我知道这是一个旧帖子,但我有同样的问题,我终于找到了答案。
查看文档,我猜想interval_map的Subtractability和重叠功能的聚合保证了减法作为删除操作工作。
在将区间值对插入到区间映射中导致插入的区间值对与区间值对发生冲突的情况下,将加法或减法传播到区间映射的关联值是一个非常有成果的概念,即已经在 interval_map 中。这种操作传播称为重叠聚合。
假设我必须将 unix 时间戳的间隔与一些记录 id(整数)相匹配。
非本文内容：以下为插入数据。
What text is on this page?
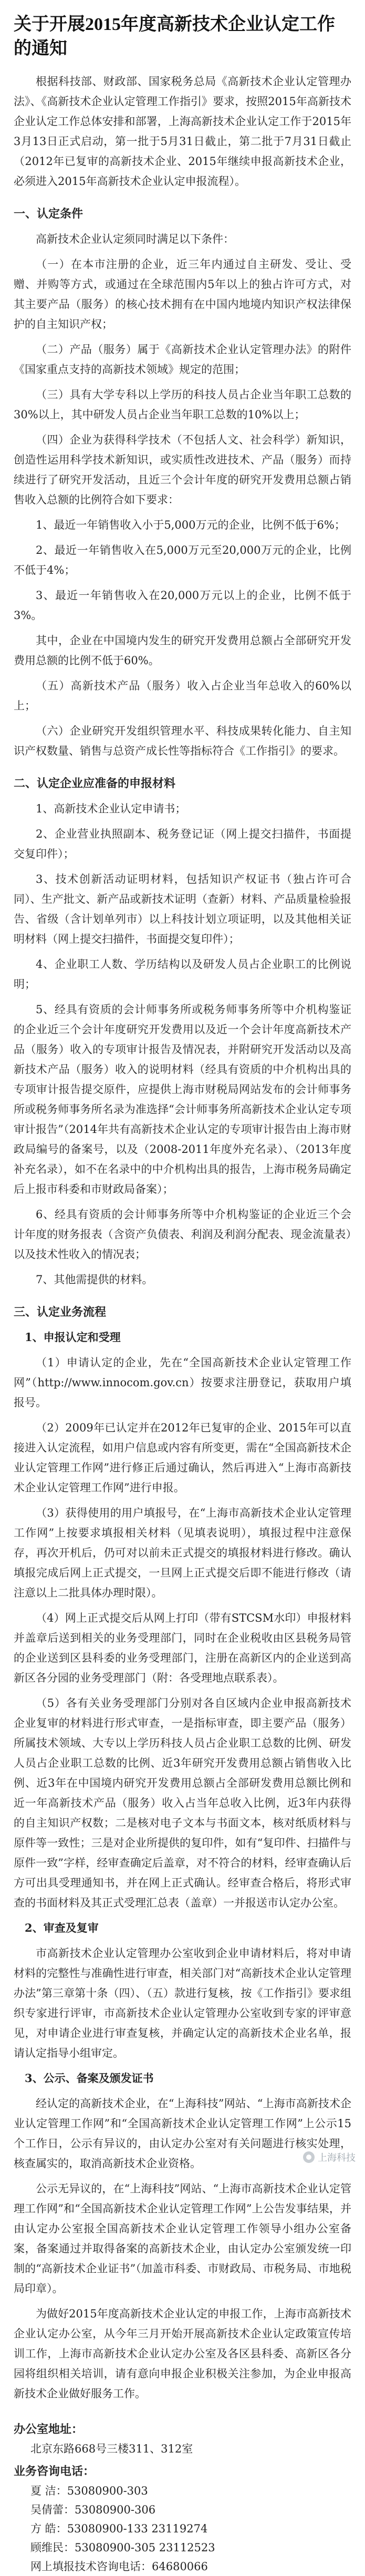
关于开展2015年度高新技术企业认定工作的通知
根据科技部、财政部、国家税务总局《高新技术企业认定管理办法》、《高新技术企业认定管理工作指引》要求，按照2015年高新技术企业认定工作总体安排和部署，上海高新技术企业认定工作于2015年3月13日正式启动，第一批于5月31日截止，第二批于7月31日截止（2012年已复审的高新技术企业、2015年继续申报高新技术企业，必须进入2015年高新技术企业认定申报流程）。
一、认定条件
高新技术企业认定须同时满足以下条件：
（一）在本市注册的企业，近三年内通过自主研发、受让、受赠、并购等方式，或通过在全球范围内5年以上的独占许可方式，对其主要产品（服务）的核心技术拥有在中国内地境内知识产权法律保护的自主知识产权；
（二）产品（服务）属于《高新技术企业认定管理办法》的附件《国家重点支持的高新技术领域》规定的范围；
（三）具有大学专科以上学历的科技人员占企业当年职工总数的30%以上，其中研发人员占企业当年职工总数的10%以上；
（四）企业为获得科学技术（不包括人文、社会科学）新知识，创造性运用科学技术新知识，或实质性改进技术、产品（服务）而持续进行了研究开发活动，且近三个会计年度的研究开发费用总额占销售收入总额的比例符合如下要求：
1、最近一年销售收入小于5,000万元的企业，比例不低于6%；
2、最近一年销售收入在5,000万元至20,000万元的企业，比例不低于4%；
3、最近一年销售收入在20,000万元以上的企业，比例不低于3%。
其中，企业在中国境内发生的研究开发费用总额占全部研究开发费用总额的比例不低于60%。
（五）高新技术产品（服务）收入占企业当年总收入的60%以上；
（六）企业研究开发组织管理水平、科技成果转化能力、自主知识产权数量、销售与总资产成长性等指标符合《工作指引》的要求。
二、认定企业应准备的申报材料
1、高新技术企业认定申请书；
2、企业营业执照副本、税务登记证（网上提交扫描件，书面提交复印件）；
3、技术创新活动证明材料，包括知识产权证书（独占许可合同）、生产批文、新产品或新技术证明（查新）材料、产品质量检验报告、省级（含计划单列市）以上科技计划立项证明，以及其他相关证明材料（网上提交扫描件，书面提交复印件）；
4、企业职工人数、学历结构以及研发人员占企业职工的比例说明；
5、经具有资质的会计师事务所或税务师事务所等中介机构鉴证的企业近三个会计年度研究开发费用以及近一个会计年度高新技术产品（服务）收入的专项审计报告及情况表，并附研究开发活动以及高新技术产品（服务）收入的说明材料（经具有资质的中介机构出具的专项审计报告提交原件，应提供上海市财税局网站发布的会计师事务所或税务师事务所名录为准选择“会计师事务所高新技术企业认定专项审计报告”（2014年共有高新技术企业认定的专项审计报告由上海市财政局编号的备案号，以及（2008-2011年度外充名录）、（2013年度补充名录），如不在名录中的中介机构出具的报告，上海市税务局确定后上报市科委和市财政局备案）；
6、经具有资质的会计师事务所等中介机构鉴证的企业近三个会计年度的财务报表（含资产负债表、利润及利润分配表、现金流量表）以及技术性收入的情况表；
7、其他需提供的材料。
三、认定业务流程
1、申报认定和受理
（1）申请认定的企业，先在“全国高新技术企业认定管理工作网”（http://www.innocom.gov.cn）按要求注册登记，获取用户填报号。
（2）2009年已认定并在2012年已复审的企业、2015年可以直接进入认定流程，如用户信息或内容有所变更，需在“全国高新技术企业认定管理工作网”进行修正后通过确认，然后再进入“上海市高新技术企业认定管理工作网”进行申报。
（3）获得使用的用户填报号，在“上海市高新技术企业认定管理工作网”上按要求填报相关材料（见填表说明），填报过程中注意保存，再次开机后，仍可对以前未正式提交的填报材料进行修改。确认填报完成后网上正式提交，一旦网上正式提交后即不能进行修改（请注意以上二批具体办理时限）。
（4）网上正式提交后从网上打印（带有STCSM水印）申报材料并盖章后送到相关的业务受理部门，同时在企业税收由区县税务局管的企业送到区县科委的业务受理部门，注册在高新区内的企业送到高新区各分园的业务受理部门（附：各受理地点联系表）。
（5）各有关业务受理部门分别对各自区域内企业申报高新技术企业复审的材料进行形式审查，一是指标审查，即主要产品（服务）所属技术领域、大专以上学历科技人员占企业职工总数的比例、研发人员占企业职工总数的比例、近3年研究开发费用总额占销售收入比例、近3年在中国境内研究开发费用总额占全部研发费用总额比例和近一年高新技术产品（服务）收入占当年总收入比例，近3年内获得的自主知识产权数；二是核对电子文本与书面文本，核对纸质材料与原件等一致性；三是对企业所提供的复印件，如有“复印件、扫描件与原件一致”字样，经审查确定后盖章，对不符合的材料，经审查确认后方可出具受理通知书，并在网上正式确认。经审查合格后，将形式审查的书面材料及其正式受理汇总表（盖章）一并报送市认定办公室。
2、审查及复审
市高新技术企业认定管理办公室收到企业申请材料后，将对申请材料的完整性与准确性进行审查，相关部门对“高新技术企业认定管理办法”第三章第十条（四）、（五）款进行复核，按《工作指引》要求组织专家进行评审，市高新技术企业认定管理办公室收到专家的评审意见，对申请企业进行审查复核，并确定认定的高新技术企业名单，报请认定指导小组审定。
3、公示、备案及颁发证书
经认定的高新技术企业，在“上海科技”网站、“上海市高新技术企业认定管理工作网”和“全国高新技术企业认定管理工作网”上公示15个工作日，公示有异议的，由认定办公室对有关问题进行核实处理，核查属实的，取消高新技术企业资格。
公示无异议的，在“上海科技”网站、“上海市高新技术企业认定管理工作网”和“全国高新技术企业认定管理工作网”上公告发事结果，并由认定办公室报全国高新技术企业认定管理工作领导小组办公室备案，备案通过并取得备案的高新技术企业，由认定办公室颁发统一印制的“高新技术企业证书”（加盖市科委、市财政局、市税务局、市地税局印章）。
为做好2015年度高新技术企业认定的申报工作，上海市高新技术企业认定办公室，从今年三月开始开展高新技术企业认定政策宣传培训工作，上海市高新技术企业认定办公室及各区县科委、高新区各分园将组织相关培训，请有意向申报企业积极关注参加，为企业申报高新技术企业做好服务工作。
办公室地址：
北京东路668号三楼311、312室
业务咨询电话：
夏 洁：53080900-303
吴倩蕾：53080900-306
方 皓：53080900-133 23119274
顾维民：53080900-305 23112523
网上填报技术咨询电话：64680066
上海科技
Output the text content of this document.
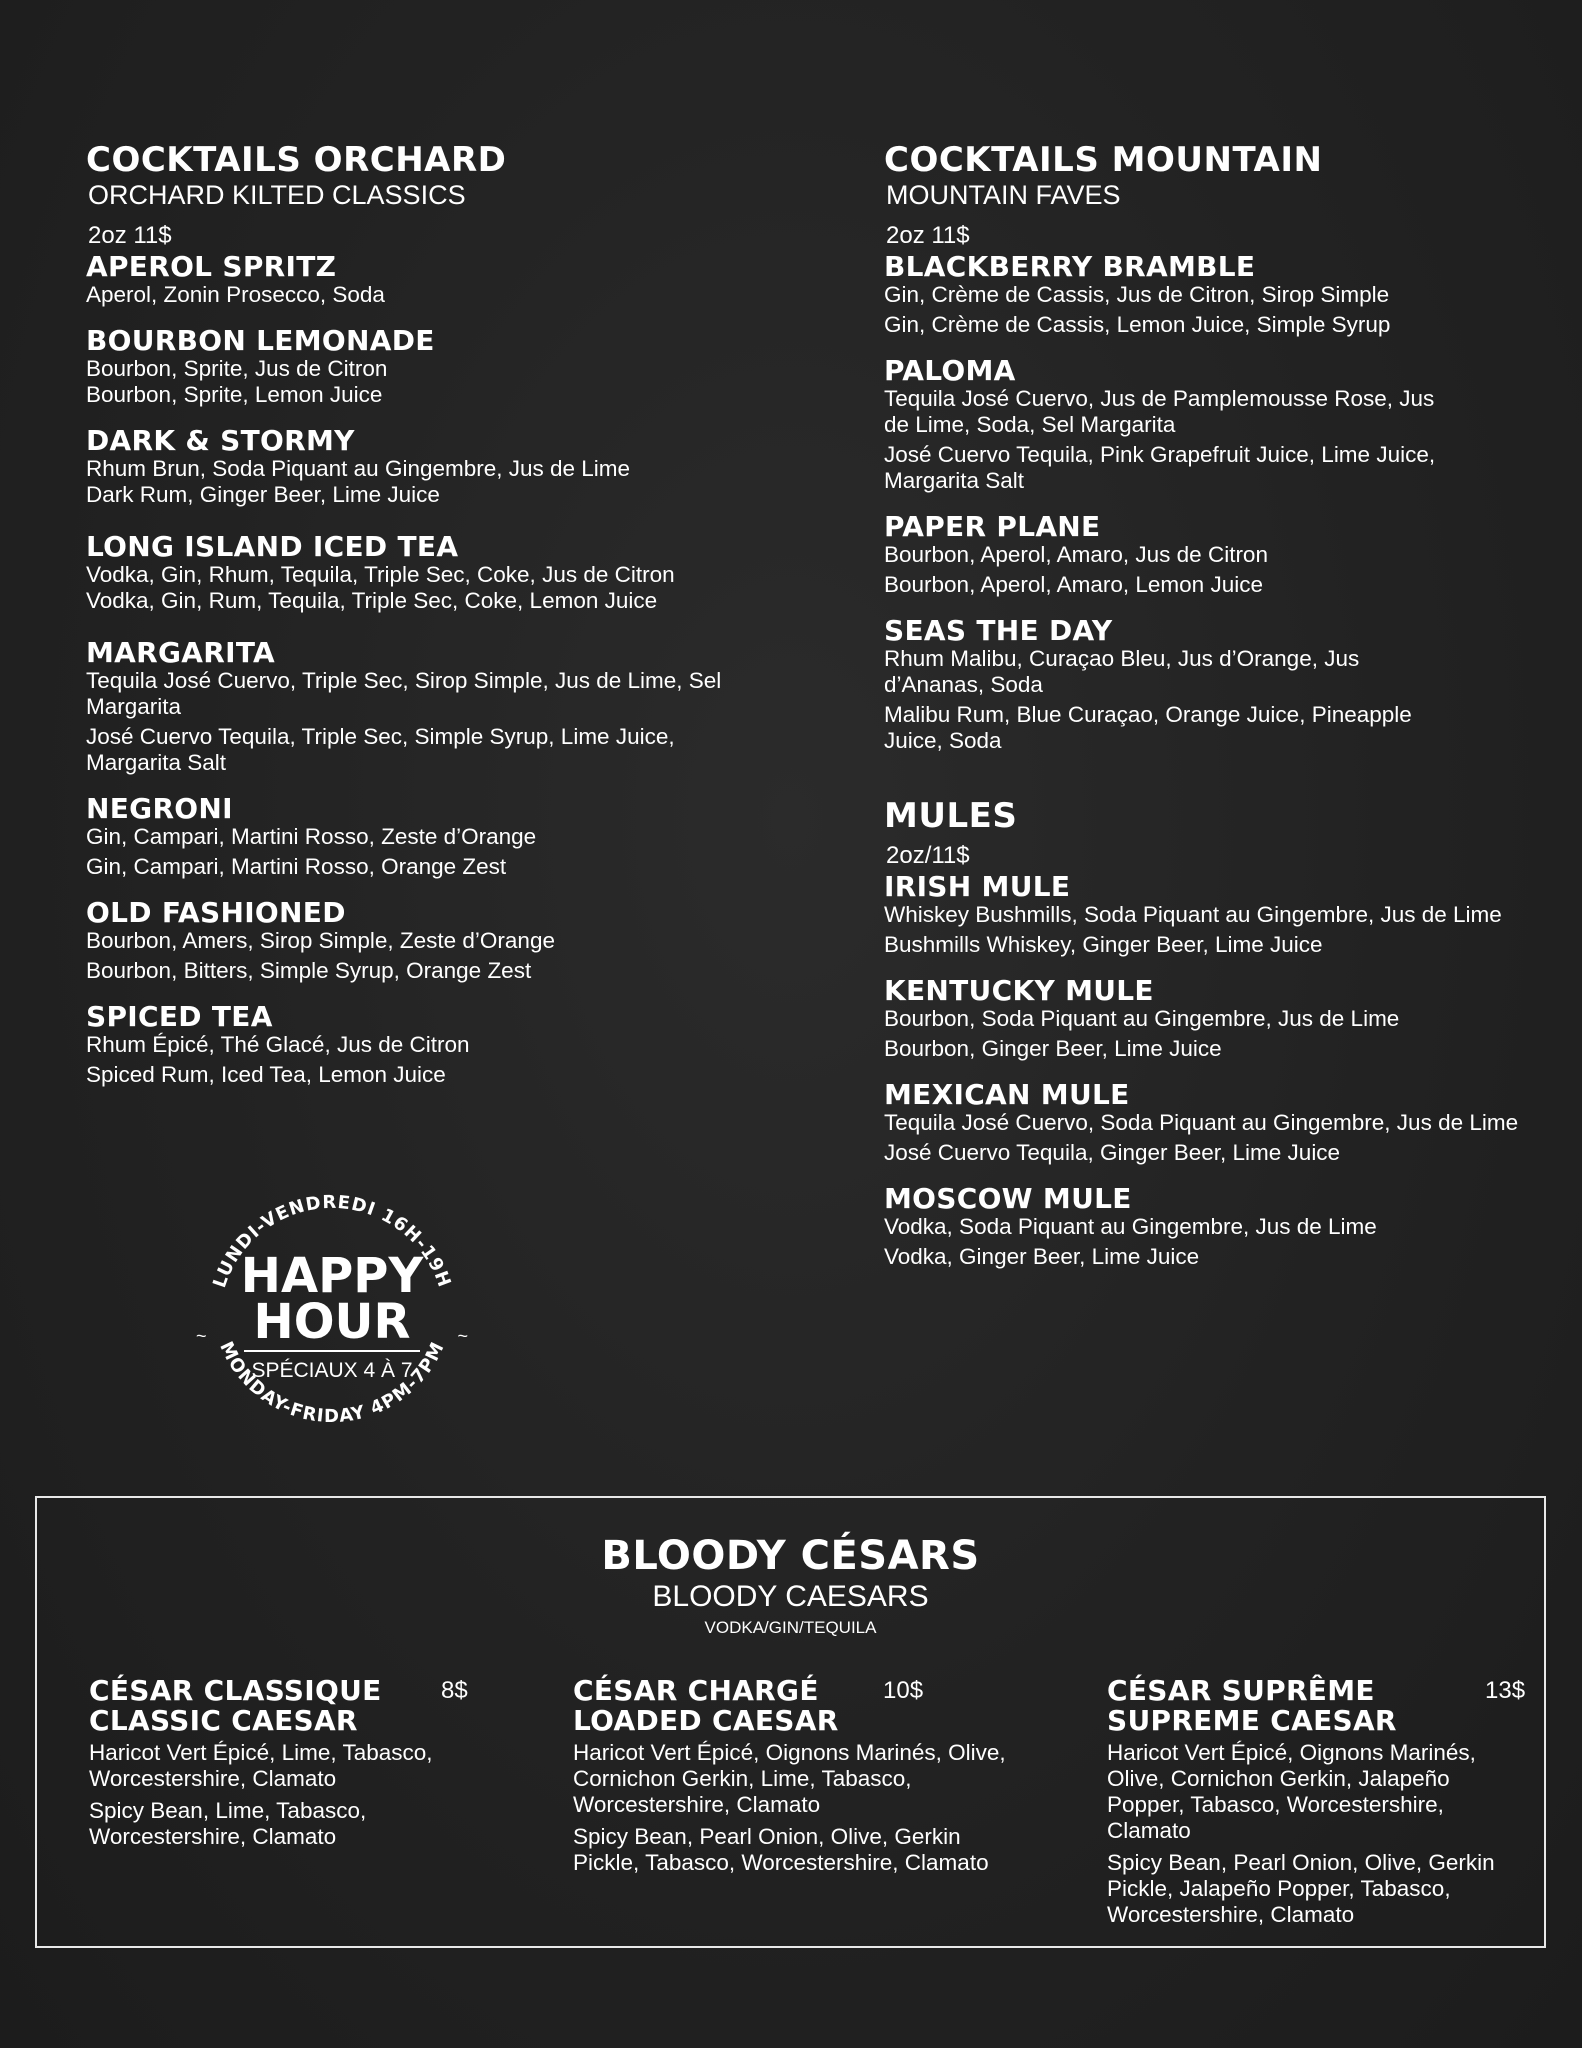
COCKTAILS ORCHARD
ORCHARD KILTED CLASSICS
2oz 11$
APEROL SPRITZ
Aperol, Zonin Prosecco, Soda
BOURBON LEMONADE
Bourbon, Sprite, Jus de Citron
Bourbon, Sprite, Lemon Juice
DARK & STORMY
Rhum Brun, Soda Piquant au Gingembre, Jus de Lime
Dark Rum, Ginger Beer, Lime Juice
LONG ISLAND ICED TEA
Vodka, Gin, Rhum, Tequila, Triple Sec, Coke, Jus de Citron
Vodka, Gin, Rum, Tequila, Triple Sec, Coke, Lemon Juice
MARGARITA
Tequila José Cuervo, Triple Sec, Sirop Simple, Jus de Lime, Sel Margarita
José Cuervo Tequila, Triple Sec, Simple Syrup, Lime Juice, Margarita Salt
NEGRONI
Gin, Campari, Martini Rosso, Zeste d’Orange
Gin, Campari, Martini Rosso, Orange Zest
OLD FASHIONED
Bourbon, Amers, Sirop Simple, Zeste d’Orange
Bourbon, Bitters, Simple Syrup, Orange Zest
SPICED TEA
Rhum Épicé, Thé Glacé, Jus de Citron
Spiced Rum, Iced Tea, Lemon Juice
COCKTAILS MOUNTAIN
MOUNTAIN FAVES
2oz 11$
BLACKBERRY BRAMBLE
Gin, Crème de Cassis, Jus de Citron, Sirop Simple
Gin, Crème de Cassis, Lemon Juice, Simple Syrup
PALOMA
Tequila José Cuervo, Jus de Pamplemousse Rose, Jus de Lime, Soda, Sel Margarita
José Cuervo Tequila, Pink Grapefruit Juice, Lime Juice, Margarita Salt
PAPER PLANE
Bourbon, Aperol, Amaro, Jus de Citron
Bourbon, Aperol, Amaro, Lemon Juice
SEAS THE DAY
Rhum Malibu, Curaçao Bleu, Jus d’Orange, Jus d’Ananas, Soda
Malibu Rum, Blue Curaçao, Orange Juice, Pineapple Juice, Soda
MULES
2oz/11$
IRISH MULE
Whiskey Bushmills, Soda Piquant au Gingembre, Jus de Lime
Bushmills Whiskey, Ginger Beer, Lime Juice
KENTUCKY MULE
Bourbon, Soda Piquant au Gingembre, Jus de Lime
Bourbon, Ginger Beer, Lime Juice
MEXICAN MULE
Tequila José Cuervo, Soda Piquant au Gingembre, Jus de Lime
José Cuervo Tequila, Ginger Beer, Lime Juice
MOSCOW MULE
Vodka, Soda Piquant au Gingembre, Jus de Lime
Vodka, Ginger Beer, Lime Juice
LUNDI-VENDREDI 16H-19H
MONDAY-FRIDAY 4PM-7PM
HAPPY
HOUR
~	~
SPÉCIAUX 4 À 7
BLOODY CÉSARS
BLOODY CAESARS
VODKA/GIN/TEQUILA
CÉSAR CLASSIQUE	8$
CLASSIC CAESAR
Haricot Vert Épicé, Lime, Tabasco, Worcestershire, Clamato
Spicy Bean, Lime, Tabasco, Worcestershire, Clamato
CÉSAR CHARGÉ	10$
LOADED CAESAR
Haricot Vert Épicé, Oignons Marinés, Olive, Cornichon Gerkin, Lime, Tabasco, Worcestershire, Clamato
Spicy Bean, Pearl Onion, Olive, Gerkin Pickle, Tabasco, Worcestershire, Clamato
CÉSAR SUPRÊME	13$
SUPREME CAESAR
Haricot Vert Épicé, Oignons Marinés, Olive, Cornichon Gerkin, Jalapeño Popper, Tabasco, Worcestershire, Clamato
Spicy Bean, Pearl Onion, Olive, Gerkin Pickle, Jalapeño Popper, Tabasco, Worcestershire, Clamato
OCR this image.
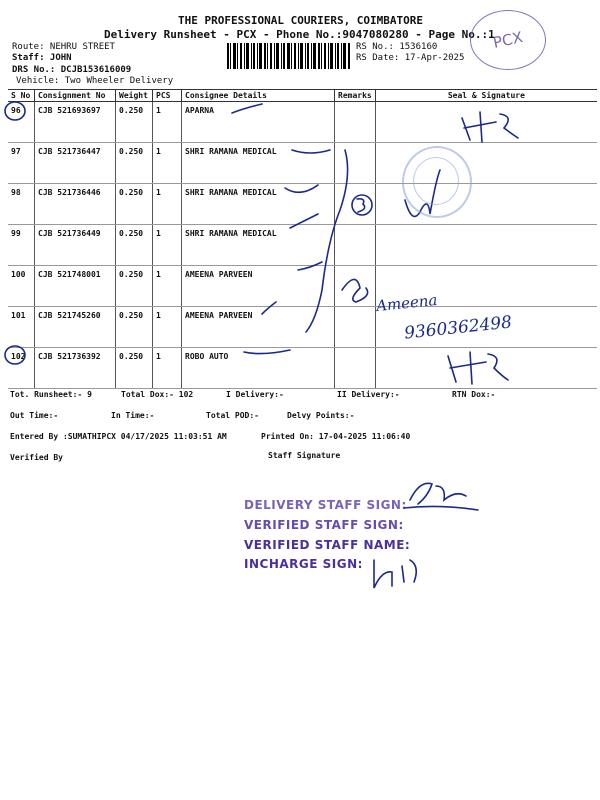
THE PROFESSIONAL COURIERS, COIMBATORE
Delivery Runsheet - PCX - Phone No.:9047080280 - Page No.:1
Route: NEHRU STREET
Staff: JOHN
DRS No.: DCJB153616009
Vehicle: Two Wheeler Delivery
RS No.: 1536160
RS Date: 17-Apr-2025
PCX
S No	Consignment No	Weight	PCS	Consignee Details	Remarks	Seal & Signature

96	CJB 521693697	0.250	1	APARNA		

97	CJB 521736447	0.250	1	SHRI RAMANA MEDICAL		

98	CJB 521736446	0.250	1	SHRI RAMANA MEDICAL		

99	CJB 521736449	0.250	1	SHRI RAMANA MEDICAL		

100	CJB 521748001	0.250	1	AMEENA PARVEEN		

101	CJB 521745260	0.250	1	AMEENA PARVEEN		

102	CJB 521736392	0.250	1	ROBO AUTO		

Ameena
9360362498
Tot. Runsheet:- 9	Total Dox:- 102	I Delivery:-	II Delivery:-	RTN Dox:-
Out Time:-	In Time:-	Total POD:-	Delvy Points:-
Entered By :SUMATHIPCX 04/17/2025 11:03:51 AM	Printed On: 17-04-2025 11:06:40
Verified By	Staff Signature
DELIVERY STAFF SIGN:
VERIFIED STAFF SIGN:
VERIFIED STAFF NAME:
INCHARGE SIGN:
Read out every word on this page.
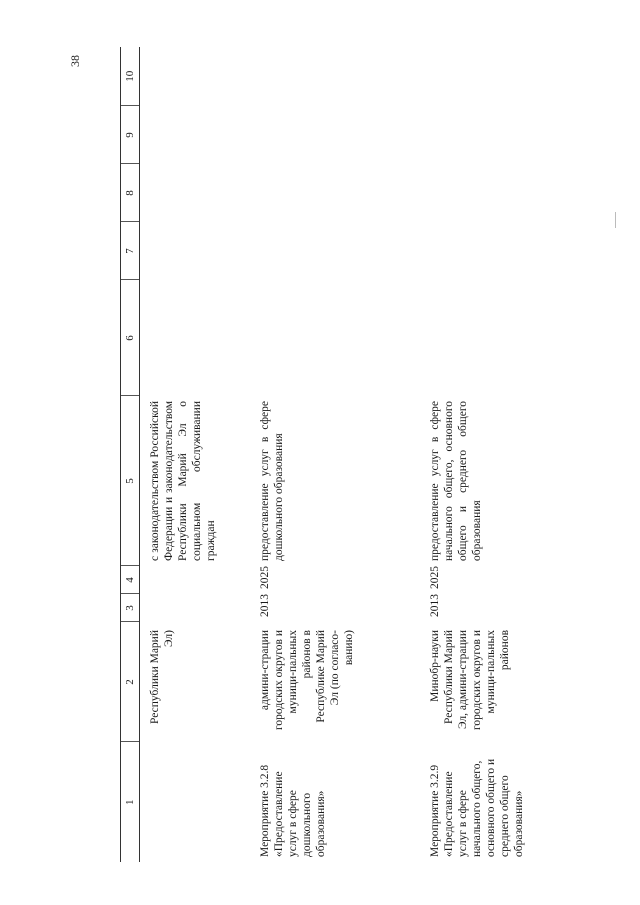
38
1	2	3	4	5	6	7	8	9	10
	Республики Марий Эл)			с законодательством Российской Федерации и законодательством Республики Марий Эл о социальном обслуживании граждан					
Мероприятие 3.2.8 «Предоставление услуг в сфере дошкольного образования»	админи-страции городских округов и муници-пальных районов в Республике Марий Эл (по согласо-ванию)	2013	2025	предоставление услуг в сфере дошкольного образования					
Мероприятие 3.2.9 «Предоставление услуг в сфере начального общего, основного общего и среднего общего образования»	Минобр-науки Республики Марий Эл, админи-страции городских округов и муници-пальных районов	2013	2025	предоставление услуг в сфере начального общего, основного общего и среднего общего образования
根据这个答案,我想出了这个 MWE:
// interval_map_mwe.cpp
#include <map>
#include <set>
#include <climits>
#include <boost/icl/interval.hpp>
#include <boost/icl/interval_map.hpp>
// Set of IDs that cover a time interval
typedef std::set<unsigned int> IDSet_t;
// interval tree from intervals of timestamps to a set of ids
typedef boost::icl::interval_map<time_t, IDSet_t> IMap_t;
// a time interval
typedef boost::icl::interval<time_t> Interval_t;
#include <iostream>
// from https://stackoverflow.com/a/22027957
inline std::ostream& operator<< (std::ostream& S, const IDSet_t& X)
{
S << '(';
for (IDSet_t::const_iterator it = X.begin(); it != X.end(); ++it) {
if (it != X.begin()) {
S << ',';
}
S << *it;
}
S << ')';
return S;
}
int main(int argc, const char *argv[])
{
(void)argc; // suppress warning
(void)argv; // suppress warning
IMap_t m;
IDSet_t s;
s.insert(1);
s.insert(2);
m += std::make_pair(Interval_t::right_open(100, 200), s);
s = IDSet_t();
s.insert(3);
s.insert(4);
m += std::make_pair(Interval_t::right_open(200, 300), s);
s = IDSet_t();
s.insert(5);
s.insert(6);
m += std::make_pair(Interval_t::right_open(150, 250), s);
std::cout << "Initial map: " << std::endl;
std::cout << m << std::endl;
// find operation
IMap_t::const_iterator it = m.find(175);
std::cout << "Interval that covers 175: ";
std::cout << it->first << std::endl;
std::cout << "Ids in interval: " << it->second << std::endl;
// partially remove 5 from interval (160,180)
s = IDSet_t();
s.insert(5);
m -= std::make_pair(Interval_t::right_open(160, 180), s);
std::cout << "map with 5 partially removed:" << std::endl;
std::cout << m << std::endl;
// completelly remove 6
s = IDSet_t();
s.insert(6);
// Note: maybe the range of the interval could be shorter if you can somehow obtain the minimum and maximum times
m -= std::make_pair(Interval_t::right_open(0, UINT_MAX), s);
std::cout << "map without 6: " << std::endl;
std::cout << m << std::endl;
// remove a time interval
m -= Interval_t::right_open(160, 170);
std::cout << "map with time span removed: " << std::endl;
std::cout << m << std::endl;
return 0;
}
使用 g++ 4.4.7 编译:
g++ -Wall -Wextra -std=c++98 -I /usr/include/boost148/ interval_map_mwe.cpp
我得到的输出是
Initial map:
{([100,150)->{1 2 })([150,200)->{1 2 5 6 })([200,250)->{3 4 5 6 })([250,300)->{3 4 })}
Interval that covers 175: [150,200)
Ids in interval: (1,2,5,6)
map with 5 partially removed:
{([100,150)->{1 2 })([150,160)->{1 2 5 6 })([160,180)->{1 2 6 })([180,200)->{1 2 5 6 })([200,250)->{3 4 5 6 })([250,300)->{3 4 })}
map without 6:
{([100,150)->{1 2 })([150,160)->{1 2 5 })([160,180)->{1 2 })([180,200)->{1 2 5 })([200,250)->{3 4 5 })([250,300)->{3 4 })}
map with time span removed:
{([100,150)->{1 2 })([150,160)->{1 2 5 })([170,180)->{1 2 })([180,200)->{1 2 5 })([200,250)->{3 4 5 })([250,300)->{3 4 })}
注意: MWE 中的数字可以认为是随机的。我发现用小数字来推理这个例子更容易。